Celgene Expands Vidaza Criteria for Treatment of Acute Myeloid Leukemia

Expansion covers patients who have greater than 30% myeloblasts.

Expansion covers patients who have greater than 30% myeloblasts.

Celgene recently announced that the European Medicines Agency’s (EMA) Committee for Medicinal Products for Human Use (CHMP) has expanded the criteria for treatment of acute myeloid leukemia (AML) with Vidaza (azacitidine) for patients aged 65 or older who are not eligible for hematopoietic stem cell transplantation (HSCT).

The expansion now covers patients who have greater than 30% myeloblasts when previously it only covered those patients who had 30% or less myeloblasts. Myeloblasts are white cells in the bone marrow and in the instance of AML, their functioning becomes disrupted and results in the presence of numerous non-functioning white cells.

This can interfere with the body’s ability to control infection and can lead to anemia and hemorrhaging. Many patients with AML, especially the older patient population, do not have positive outcomes with their disease and experience rapid deterioration of quality of life.

This is particularly true for patients who cannot tolerate curative therapies like stem cell transplantation.

“Celgene is committed to bringing innovative medicines to patients with hematological diseases including AML,” said Tuomo Pätsi, president of Celgene in Europe, Middle East, and Africa (EMEA). “With the positive CHMP opinion for Vidaza in AML, Celgene has an opportunity to advance the treatment options available to patients with AML. And, we will continue to focus on meeting the unmet needs of patients with myeloid disease, as we have several partnerships and development programs that will build on what we are learning about treating these diseases.”

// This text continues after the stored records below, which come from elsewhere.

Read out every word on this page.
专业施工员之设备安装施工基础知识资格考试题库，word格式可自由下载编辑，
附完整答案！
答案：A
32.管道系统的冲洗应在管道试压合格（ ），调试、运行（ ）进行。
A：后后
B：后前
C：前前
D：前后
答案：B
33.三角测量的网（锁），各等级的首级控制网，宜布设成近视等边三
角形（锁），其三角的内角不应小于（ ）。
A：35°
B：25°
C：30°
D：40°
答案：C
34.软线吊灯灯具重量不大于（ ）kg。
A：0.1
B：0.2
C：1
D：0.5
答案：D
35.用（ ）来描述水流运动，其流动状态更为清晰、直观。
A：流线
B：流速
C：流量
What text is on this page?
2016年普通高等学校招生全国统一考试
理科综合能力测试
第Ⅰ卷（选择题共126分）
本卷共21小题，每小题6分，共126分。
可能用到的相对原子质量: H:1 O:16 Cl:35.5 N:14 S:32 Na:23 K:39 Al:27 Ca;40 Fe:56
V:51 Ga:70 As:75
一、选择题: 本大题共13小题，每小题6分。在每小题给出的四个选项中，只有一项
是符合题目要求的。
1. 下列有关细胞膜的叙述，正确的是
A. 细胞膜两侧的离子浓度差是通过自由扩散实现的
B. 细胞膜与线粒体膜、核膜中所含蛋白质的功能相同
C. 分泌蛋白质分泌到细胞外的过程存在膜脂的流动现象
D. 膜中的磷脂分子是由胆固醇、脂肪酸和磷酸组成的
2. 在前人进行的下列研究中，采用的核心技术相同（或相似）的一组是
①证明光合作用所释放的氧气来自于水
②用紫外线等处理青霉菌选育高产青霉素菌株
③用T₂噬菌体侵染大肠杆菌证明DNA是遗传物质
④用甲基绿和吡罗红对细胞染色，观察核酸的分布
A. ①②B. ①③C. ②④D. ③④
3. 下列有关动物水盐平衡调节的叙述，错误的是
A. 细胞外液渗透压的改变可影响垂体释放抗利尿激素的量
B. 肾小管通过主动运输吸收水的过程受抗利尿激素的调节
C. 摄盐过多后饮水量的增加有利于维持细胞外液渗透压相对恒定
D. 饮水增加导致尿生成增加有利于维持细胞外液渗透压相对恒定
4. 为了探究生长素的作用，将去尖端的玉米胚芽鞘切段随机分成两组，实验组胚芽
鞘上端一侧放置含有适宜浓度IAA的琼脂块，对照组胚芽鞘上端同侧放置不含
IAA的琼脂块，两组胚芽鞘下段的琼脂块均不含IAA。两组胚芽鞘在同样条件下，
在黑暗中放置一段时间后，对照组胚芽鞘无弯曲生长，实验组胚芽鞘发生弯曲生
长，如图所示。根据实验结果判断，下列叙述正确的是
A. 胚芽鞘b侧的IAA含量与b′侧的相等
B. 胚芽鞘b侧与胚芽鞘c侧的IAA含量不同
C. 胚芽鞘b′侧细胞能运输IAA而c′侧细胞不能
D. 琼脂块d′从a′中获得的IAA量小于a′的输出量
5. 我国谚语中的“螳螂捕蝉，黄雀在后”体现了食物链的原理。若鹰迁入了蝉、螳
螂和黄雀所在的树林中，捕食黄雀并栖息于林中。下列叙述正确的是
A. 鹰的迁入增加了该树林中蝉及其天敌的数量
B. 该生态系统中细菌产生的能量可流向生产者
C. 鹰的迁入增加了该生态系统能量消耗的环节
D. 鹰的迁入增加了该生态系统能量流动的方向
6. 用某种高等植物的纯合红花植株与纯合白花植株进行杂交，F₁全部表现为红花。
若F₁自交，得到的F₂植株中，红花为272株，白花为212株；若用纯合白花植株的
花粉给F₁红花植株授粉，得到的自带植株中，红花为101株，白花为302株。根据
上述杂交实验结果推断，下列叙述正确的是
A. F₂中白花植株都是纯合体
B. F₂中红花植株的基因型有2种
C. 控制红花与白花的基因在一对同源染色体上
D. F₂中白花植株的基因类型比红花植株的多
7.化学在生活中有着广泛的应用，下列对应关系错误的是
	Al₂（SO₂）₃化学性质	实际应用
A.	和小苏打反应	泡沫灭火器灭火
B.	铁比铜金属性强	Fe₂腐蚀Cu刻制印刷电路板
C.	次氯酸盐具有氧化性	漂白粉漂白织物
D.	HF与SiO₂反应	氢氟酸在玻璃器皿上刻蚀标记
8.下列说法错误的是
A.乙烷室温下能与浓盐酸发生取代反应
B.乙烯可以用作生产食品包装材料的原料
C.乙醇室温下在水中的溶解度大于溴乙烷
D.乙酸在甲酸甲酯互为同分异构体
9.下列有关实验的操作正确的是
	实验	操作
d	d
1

More than 14,000 patients suffer from AML in Europe and many of those patients will die within less than one year due to the fact that AML progresses rapidly, especially when stem cell transplantation is not an option. For elderly patients, improvements have not been made in patient survival rates for more than 40 years, indicating a strong need for treatments that can support this patient population.

“While progress has been made in treating younger, fitter AML patients who can undergo intensive and potentially curative therapies such as stem cell transplant, there is still a clear need for treatments for elderly and more frail patients,” said Hervé Dombret, MD, Chief Blood Disease Department, University Hospital Saint-Louis, AP-HP, Paris, France. “Azacitidine has demonstrated a median overall survival of 10.4 months, and these results suggest that, if approved, azacitidine could provide a valuable treatment option for patients who have limited options today.”

The CHMP decision came following the results of the AML-001 study, a global, multi-center, randomized, open-label pivotal study that evaluated patients at least 65 years old with newly diagnosed or secondary AML with greater than 30% bone marrow blasts. The study evaluated the safety and efficacy of using Vidaza to treat these patients compared with traditional treatment methods.

The primary endpoint of the study was to increase survival rates, which the researchers did with patients taking Vidaza surviving for an average of 10.4 months versus the 6.5 months for patients receiving traditional treatment. One-year survival rates with azacitidine and conventional treatment regimens were 46.5% and 34.2%, respectively.

Patients in the study experienced side effects including anemia (16%), neutropenia (26%), febrile neutropenia (28%) and thrombocytopenia (24%). However, these rates were significantly higher for treatments with low-dose Ara-Cytarabine and intensive chemotherapy.

In addition to the positive decision by the CHMP, the organization also noted that this new therapeutic indication brings significant clinical benefit in comparison with existing therapies. If the European Commission adopts the decision fully, Vidaza will receive extended market protection in all its expansions for an additional year throughout the European Economic Area. This decision is expected to be set within the next two months.

The decision would make Vidaza available for use in treating myelodysplastic syndromes (MDS) and AML. Vidaza has been approved in the EU since 2008 for the treatment of adult patients ineligible for transplantation diagnosed with intermediate 2 and high-risk MDS, chronic myelomonocytic leukemia with 10 to 29 percent marrow blasts without myeloproliferative disorder, or acute myeloid leukemia with 20 to 30 percent blasts and multi-lineage dysplasia.

The United States has yet to approve Vidaza for treatment of patient with AML, but the drug can be used to treat refractory anemia or refractory anemia with ringed sideroblasts (RARS), refractory anemia with excess blasts (RAEB), refractory anemia with excess blasts in transformation (RAEB-T), and chronic myelomonocytic leukemia.